Wednesday, February 17, 2010

Artisan Bread

Here's a recipe for the bread that I absolutely love. I recently mentioned it in another cooking post on my personal blog here. This bread is SO EASY. Requires no kneading, no special attention. It makes 4 loaves but you don't have to make them all at once. And the bread itself is crunchy on the outside and soft and chewy on the inside. Great for dipping in olive oil, for soaking up sauce or gravy, or for spreading with butter just for the heck of it. Try it. You won't be disappointed.


1 1/2 tbsp yeast (about 2 packets)
1 1/2 tbsp kosher salt
6 1/2 cups flour
cornmeal, water

In a large bowl or plastic container, mix yeast and salt into 3 cups warm water. Let it sit for a minute or two. Stir in flour, mixing until there are no dry patches. Dough will be quite loose. Cover but not with airtight lid. Let dough rise at room tempeature 2 hours (or up to 5 hours). In our house, which is cold in the wintertime, I usually let it rise 3-5 hours.

Get ready to bake at this point or refrigerate, covered, for as long as 2 weeks.

When ready to bake, sprinkle a little flour on dough and cut off a grapefruit size piece with serrated knife. Turn dough in hands to lightly stretch surface, creating a rounded top and a lumpy bottom. Put dough on pizza peel sprinkled with cornmeal; let rest 40 minutes. Repeat with remaining dough or refrigerate it.

Place broiler pan on bottom of oven. Place baking stone on middle rack and turn oven to 450 degrees; heat stone at that temperature for 20 minutes.

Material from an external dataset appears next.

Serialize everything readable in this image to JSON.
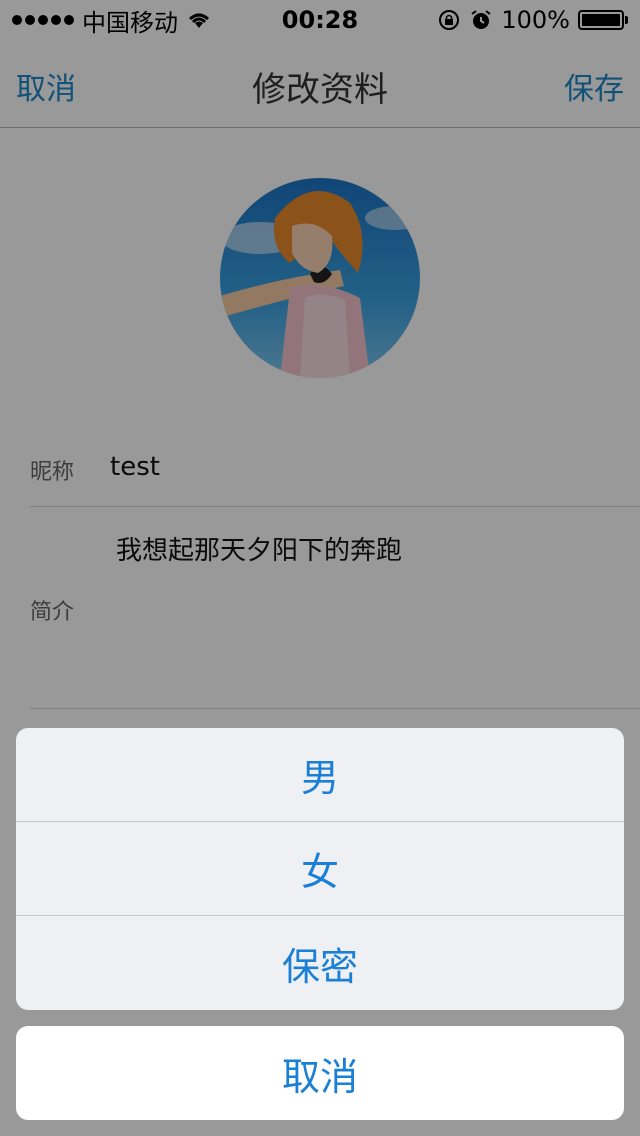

Dust loaves with flour. Slash top with sharp knife 2 or 3 times. Slide onto stone. Pour one cup hot water into broiler pan and shut oven quickly to trap steam (this is what will give the bread it's crusty yummy exterior). Bake until well browned, about 30 minutes. Cool.

Yeild 4 loaves.

Notes:
- If you don't have a pizza stone, stretch rounded dough into oval and place in a greased nonstick loaf pan. Let rest 40 minutes. Heat oven to 450 degrees for 5 minutes. Place pan on middle rack.
- If the dough is refrigerated, it will need a little longer to warm up before you bake it. Maybe an hour, maybe 90 minutes depending on the temp of your house. Ours is cold, so it takes awhile.
- This dough will keep in your fridge for up to 2 weeks, so you don't have to make it all at once if you don't want to.
- I wish I could find the link for this recipe. There was an article about it in the New York times a couple years ago and our friend referred it to us.